某ファーストフード店にいったときのお話です。レジの順番待ちをしていたら私の前に小さな女の子が並んでいました。白いきれいなコートを着て、黒いブーツを履いた女の子で、年齢は5歳前後だと思います。お母さんはどこにいるのかと見回しても、近くにそれらしき方はいらっしゃいません。1人でお使いに来たのでしょう。
女の子の順番が来ました。身長が低いためレジに背が届きません。背伸びをしてスタッフのお姉さんに注文をしているので、「手伝おうか?」と、声をかけたところ、「大丈夫です!今日は1人でお使いに来たので、きちんと1人でやります。」と、応えてくれました。スタッフも目線を合わせるようにかがんで、大人の女性客に話しているようでした。

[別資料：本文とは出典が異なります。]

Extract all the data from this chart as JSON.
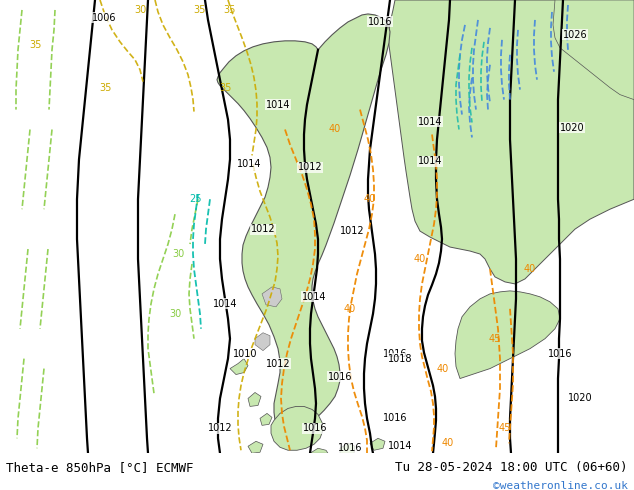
{
  "title_left": "Theta-e 850hPa [°C] ECMWF",
  "title_right": "Tu 28-05-2024 18:00 UTC (06+60)",
  "watermark": "©weatheronline.co.uk",
  "bg_sea_color": "#e8e8e8",
  "land_green": "#c8e8b0",
  "land_gray": "#c8c8c8",
  "bottom_bar_color": "#ffffff",
  "text_color": "#000000",
  "watermark_color": "#3377cc",
  "font_size_title": 9,
  "font_size_watermark": 8,
  "fig_width": 6.34,
  "fig_height": 4.9,
  "dpi": 100
}
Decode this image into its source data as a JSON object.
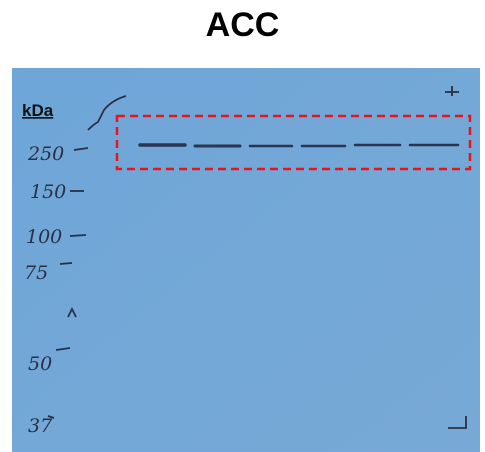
{
  "title": "ACC",
  "blot": {
    "unit": "kDa",
    "markers": [
      "250",
      "150",
      "100",
      "75",
      "50",
      "37"
    ]
  }
}
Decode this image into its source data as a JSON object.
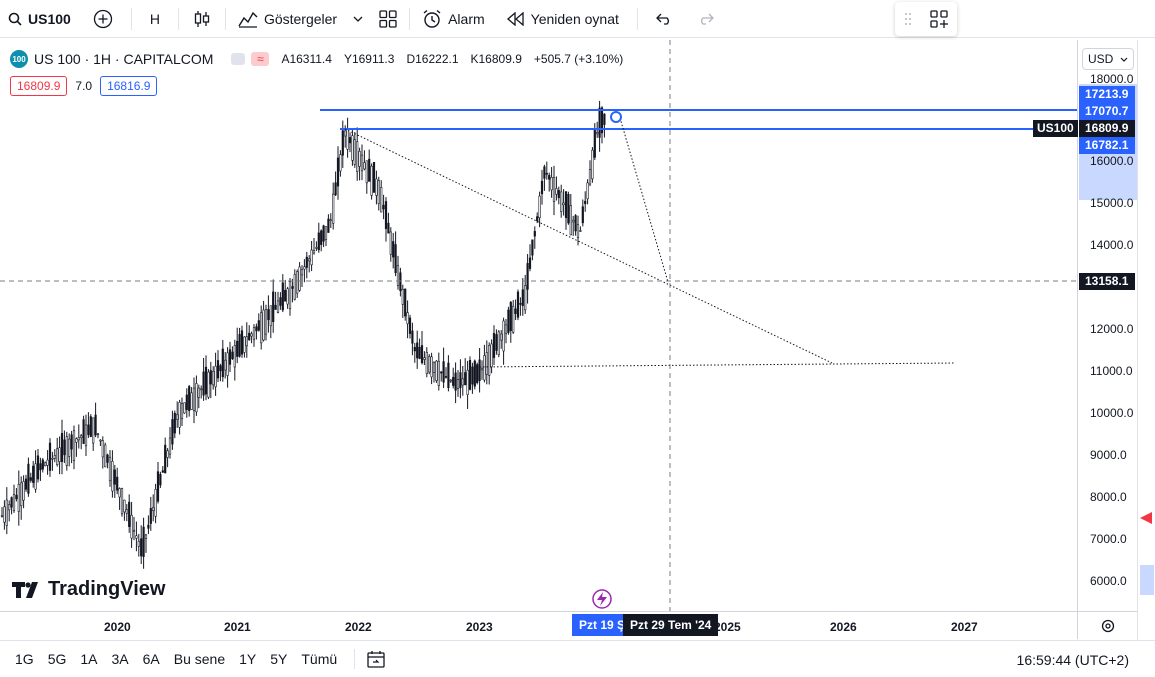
{
  "toolbar": {
    "symbol": "US100",
    "interval": "H",
    "indicators_label": "Göstergeler",
    "alert_label": "Alarm",
    "replay_label": "Yeniden oynat"
  },
  "legend": {
    "logo_text": "100",
    "title": "US 100 · 1H · CAPITALCOM",
    "open": "A16311.4",
    "high": "Y16911.3",
    "low": "D16222.1",
    "close": "K16809.9",
    "change": "+505.7 (+3.10%)",
    "sell_price": "16809.9",
    "spread": "7.0",
    "buy_price": "16816.9"
  },
  "branding": {
    "logo_text": "TradingView"
  },
  "price_axis": {
    "currency": "USD",
    "ticks": [
      "18000.0",
      "16000.0",
      "15000.0",
      "14000.0",
      "12000.0",
      "11000.0",
      "10000.0",
      "9000.0",
      "8000.0",
      "7000.0",
      "6000.0"
    ],
    "labels": {
      "level_high": "17213.9",
      "level_mid": "17070.7",
      "last_price": "16809.9",
      "level_low": "16782.1",
      "crosshair": "13158.1"
    },
    "symbol_tag": "US100"
  },
  "time_axis": {
    "ticks": [
      "2020",
      "2021",
      "2022",
      "2023",
      "2025",
      "2026",
      "2027"
    ],
    "range_start_label": "Pzt 19 Ş",
    "crosshair_label": "Pzt 29 Tem '24"
  },
  "bottom": {
    "ranges": [
      "1G",
      "5G",
      "1A",
      "3A",
      "6A",
      "Bu sene",
      "1Y",
      "5Y",
      "Tümü"
    ],
    "clock": "16:59:44 (UTC+2)"
  },
  "colors": {
    "accent": "#2962ff",
    "up": "#131722",
    "down": "#131722",
    "sell": "#f23645",
    "buy": "#2962ff"
  },
  "chart_data": {
    "type": "line",
    "symbol": "US100",
    "interval": "1H",
    "ylim": [
      5500,
      18500
    ],
    "x": [
      "2019-10",
      "2020-01",
      "2020-02",
      "2020-03",
      "2020-06",
      "2020-09",
      "2021-01",
      "2021-06",
      "2021-11",
      "2022-01",
      "2022-06",
      "2022-10",
      "2022-12",
      "2023-03",
      "2023-07",
      "2023-10",
      "2024-01",
      "2024-03",
      "2024-07"
    ],
    "series": [
      {
        "values": [
          7500,
          8700,
          9700,
          6700,
          10000,
          11300,
          12900,
          14500,
          16700,
          15300,
          11500,
          10700,
          10900,
          12800,
          15800,
          14300,
          16800,
          17000,
          16809.9
        ]
      }
    ],
    "horizontal_levels": [
      17213.9,
      16809.9,
      13158.1
    ]
  }
}
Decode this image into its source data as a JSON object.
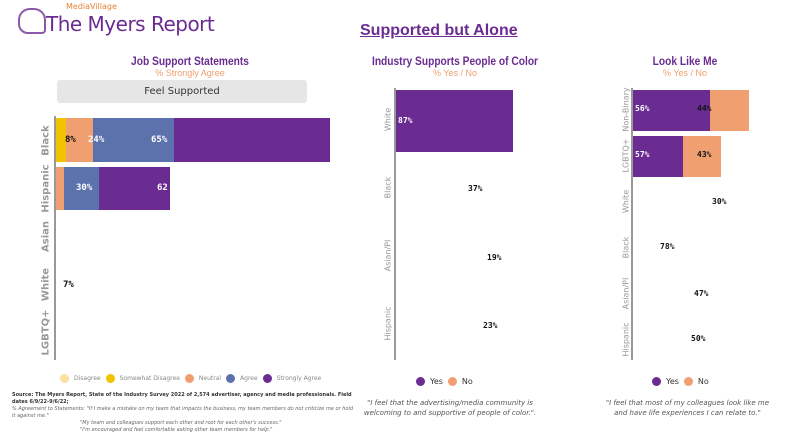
{
  "brand": {
    "sub": "MediaVillage",
    "title": "The Myers Report"
  },
  "title": "Supported but Alone",
  "colors": {
    "disagree": "#fbe0a0",
    "somewhat_disagree": "#f2c300",
    "neutral": "#f0a070",
    "agree": "#5b72ad",
    "strongly_agree": "#6a2c91",
    "yes": "#6a2c91",
    "no": "#f0a070"
  },
  "chart_data": [
    {
      "type": "bar",
      "stacked": true,
      "title": "Job Support Statements",
      "subtitle": "% Strongly Agree",
      "filter": "Feel Supported",
      "categories": [
        "Black",
        "Hispanic",
        "Asian",
        "White",
        "LGBTQ+"
      ],
      "legend": [
        "Disagree",
        "Somewhat Disagree",
        "Neutral",
        "Agree",
        "Strongly Agree"
      ],
      "labels": {
        "Black": [
          "8%",
          "24%",
          "65%"
        ],
        "Hispanic": [
          "30%",
          "62"
        ],
        "White": [
          "7%"
        ]
      },
      "series": [
        {
          "name": "Neutral",
          "values": [
            8,
            3,
            null,
            null,
            null
          ]
        },
        {
          "name": "Agree",
          "values": [
            24,
            30,
            null,
            null,
            null
          ]
        },
        {
          "name": "Strongly Agree",
          "values": [
            65,
            62,
            null,
            7,
            null
          ]
        }
      ]
    },
    {
      "type": "bar",
      "title": "Industry Supports People of Color",
      "subtitle": "% Yes / No",
      "categories": [
        "White",
        "Black",
        "Asian/PI",
        "Hispanic"
      ],
      "labels": [
        "87%",
        "37%",
        "19%",
        "23%"
      ],
      "series": [
        {
          "name": "Yes",
          "values": [
            87,
            37,
            19,
            23
          ]
        }
      ],
      "legend": [
        "Yes",
        "No"
      ],
      "quote": "\"I feel that the advertising/media community is welcoming to and supportive of people of color.\"."
    },
    {
      "type": "bar",
      "stacked": true,
      "title": "Look Like Me",
      "subtitle": "% Yes / No",
      "categories": [
        "Non-Binary",
        "LGBTQ+",
        "White",
        "Black",
        "Asian/PI",
        "Hispanic"
      ],
      "labels": {
        "Non-Binary": [
          "56%",
          "44%"
        ],
        "LGBTQ+": [
          "57%",
          "43%"
        ],
        "White": [
          "30%"
        ],
        "Black": [
          "78%"
        ],
        "Asian/PI": [
          "47%"
        ],
        "Hispanic": [
          "50%"
        ]
      },
      "series": [
        {
          "name": "Yes",
          "values": [
            56,
            57,
            30,
            78,
            47,
            50
          ]
        },
        {
          "name": "No",
          "values": [
            44,
            43,
            null,
            null,
            null,
            null
          ]
        }
      ],
      "legend": [
        "Yes",
        "No"
      ],
      "quote": "\"I feel that most of my colleagues look like me and have life experiences I can relate to.\""
    }
  ],
  "source": {
    "line1": "Source:  The Myers Report, State of the Industry Survey 2022 of 2,574 advertiser, agency and media professionals.  Field dates 6/9/22-9/6/22;",
    "line2": "% Agreement to Statements: \"If I make a mistake on my team that impacts the business, my team members do not criticize me or hold it against me.\"",
    "line3": "\"My team and colleagues support each other and root for each other's success.\"",
    "line4": "\"I'm encouraged and feel comfortable asking other team members for help.\""
  }
}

お金をテーブルに置き、ハンバーガーが袋に詰められている状態を女の子は緊張しながら見ていました。きっと自宅から握り締めてきたのでしょう。くしゃくしゃになったお札から女の子の緊張が感じられました。
ハンバーガーを受け取って、おつりをポケットに入れると、「ありがとう!」とスタッフと私にお礼を言って何度も何度も袋の中を見ながら、戻っていきました。
ふと見ると、お店の前にお母さんらしい女性が会釈をしていました。ちょっぴり幸せに感じる瞬間でした。きっと女の子にとって、この日は忘れられない思い出になることでしょう。